The Microsoft-Activision and Meta-Within merger cases are the only ones so far to reach federal judges under Khan, who has been pushed onto the defensive, along with her U.S. Department of Justice Antitrust Division counterpart, to justify Biden-era efforts to transform competition enforcement in the wake of court pushback. The FTC has also suffered losses in its in-house merger cases.
"Clearly, in their home court, they've got a better case," said R. Mark McCareins, a professor at Northwestern University's Kellogg School of Management. But the agency has still lost in that arena, he noted.
Leaders at both agencies have preferred to focus on the deals they've gotten parties to abandon and the general atmosphere of hesitation in some boardrooms they have helped to foster.
"Even so, how courts treat the agencies in things like merger challenges are really important," said Carrier.
That silver lining, observers say, may be fading as the agencies struggle in litigated cases to push back on corporate consolidation generally and especially the merger strategies of the country's leading online platforms and other technology giants, several of which are separately battling major antitrust conduct cases from state and federal enforcers.
"You can't change doctrine unless you win cases in court," said Kovacic, who noted that for all the FTC's other efforts, the only way to make permanent changes is through court precedent and legislation. "Ultimately, everything else you do is reversible."
Continuing with the Ninth Circuit appeal has much more recent — and potentially more favorable — precedent from the FTC's challenge of Whole Foods Market Inc.'s planned purchase of Wild Oats Markets Inc. There, a district court denied the FTC a preliminary injunction in 2007, but the D.C. Circuit reversed the following year, and Whole Foods ultimately sold the Wild Oats brand and 32 stores.
In Microsoft-Activision, Judge Corley gave the FTC little wiggle room for its appeal, several observers said.
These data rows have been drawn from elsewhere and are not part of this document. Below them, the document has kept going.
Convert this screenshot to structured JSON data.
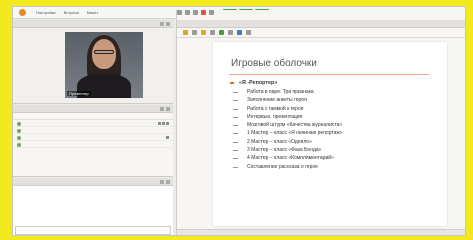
{
  "topbar": {
    "menu": [
      "Настройки",
      "Встреча",
      "Макет"
    ]
  },
  "video": {
    "presenter_name": "Презентер"
  },
  "document": {
    "title": "Игровые оболочки",
    "list_heading": "«Я -Репортер»",
    "items": [
      "Работа в паре. Три признака",
      "Заполнение анкеты героя",
      "Работа с гаммой к героя",
      "Интервью, презентация",
      "Мозговой штурм «Качества журналиста»",
      "1 Мастер – класс «Я начинаю репортаж»",
      "2 Мастер – класс «Одеяло»",
      "3 Мастер – класс «Фаза Бонда»",
      "4 Мастер – класс «Комплиментарий»",
      "Составление рассказа о герое"
    ]
  },
  "colors": {
    "background": "#f2e91f",
    "accent": "#e06f2c",
    "rule": "#f2a48e"
  }
}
The judge's ruling came down heavily on the facts, and appellate courts generally defer to the lower court's factual findings.
"I think that district court decision is fairly bulletproof," said McCareins.
If the FTC does opt to appeal, a key target may be the judge's apparent requirement that a deal will substantially harm competition, rather than the lower standard that the FTC cites in the statute: that a deal simply "may" harm competition.
"The standard may be the thing they're most worried about," said Rissmiller.